The Labor Department also reports that the economy added 431,000 jobs in May, the biggest monthly gain since March of 2000. But economists had forecasted a gain of 500,000 jobs.
Of the jobs added, 390,000 were in the government, with the private sector adding 41,000 jobs, down from 218,000 in April.
A top Congressional Republican was quick to react to the report.
"Count me among the millions of Americans who welcome a jobs report that shows jobs gained rather than more jobs lost," said Rep. Eric Cantor of Virginia, the House Republican Whip. "But a look beneath the numbers should give this Administration – and every American – cause for concern. We have to begin to address the structural deficiencies in our economy.
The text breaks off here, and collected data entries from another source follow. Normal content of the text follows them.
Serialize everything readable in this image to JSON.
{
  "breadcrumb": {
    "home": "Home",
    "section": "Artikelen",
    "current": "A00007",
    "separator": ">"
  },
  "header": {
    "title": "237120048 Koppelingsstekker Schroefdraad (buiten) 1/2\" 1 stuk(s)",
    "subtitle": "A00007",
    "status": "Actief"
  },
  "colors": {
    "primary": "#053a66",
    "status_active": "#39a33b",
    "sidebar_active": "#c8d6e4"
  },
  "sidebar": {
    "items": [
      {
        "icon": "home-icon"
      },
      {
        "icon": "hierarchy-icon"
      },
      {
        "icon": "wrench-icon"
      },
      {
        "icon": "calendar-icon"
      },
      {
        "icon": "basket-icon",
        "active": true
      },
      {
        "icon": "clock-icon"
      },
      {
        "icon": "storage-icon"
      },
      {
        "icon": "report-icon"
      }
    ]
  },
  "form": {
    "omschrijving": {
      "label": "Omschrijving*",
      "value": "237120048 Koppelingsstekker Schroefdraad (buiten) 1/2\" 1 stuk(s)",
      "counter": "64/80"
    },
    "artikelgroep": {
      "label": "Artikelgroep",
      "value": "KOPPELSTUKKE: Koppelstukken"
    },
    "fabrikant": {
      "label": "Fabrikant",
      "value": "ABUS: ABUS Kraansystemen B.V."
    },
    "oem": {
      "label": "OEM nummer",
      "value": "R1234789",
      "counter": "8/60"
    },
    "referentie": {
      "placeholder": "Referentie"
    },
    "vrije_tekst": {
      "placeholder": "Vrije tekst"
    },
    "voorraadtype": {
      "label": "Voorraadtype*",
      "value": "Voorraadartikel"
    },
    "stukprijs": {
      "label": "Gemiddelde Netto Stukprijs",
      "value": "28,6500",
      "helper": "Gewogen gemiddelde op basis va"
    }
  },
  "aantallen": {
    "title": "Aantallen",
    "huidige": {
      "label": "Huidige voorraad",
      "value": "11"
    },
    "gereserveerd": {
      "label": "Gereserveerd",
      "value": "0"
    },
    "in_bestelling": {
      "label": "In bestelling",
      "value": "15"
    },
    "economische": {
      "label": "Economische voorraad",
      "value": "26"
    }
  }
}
Temporary or government jobs are not optimal, and private sector job growth simply isn't keeping pace with a growing labor force."
President Barack Obama is expected to comment on the unemployment report later Friday morning.
UPDATE 9:22 a.m.:
"I welcome job growth any day, week or month of the year, but the figures released today need to be stamped with 'Buyer Beware'," says Republican National Committee Chairman Michael Steele, in a statement.
"The underlying fact is that 9.7 percent unemployment is unacceptable by any standard. No amount of spin will resolve the fact that the President's policies have been a colossal failure when it comes to creating jobs. If his speech in Pennsylvania was any indication, President Obama has no intention of slowing his high-spending, big-government agenda that prevents the private sector from creating the jobs we need to put our economy back on track," adds Steele.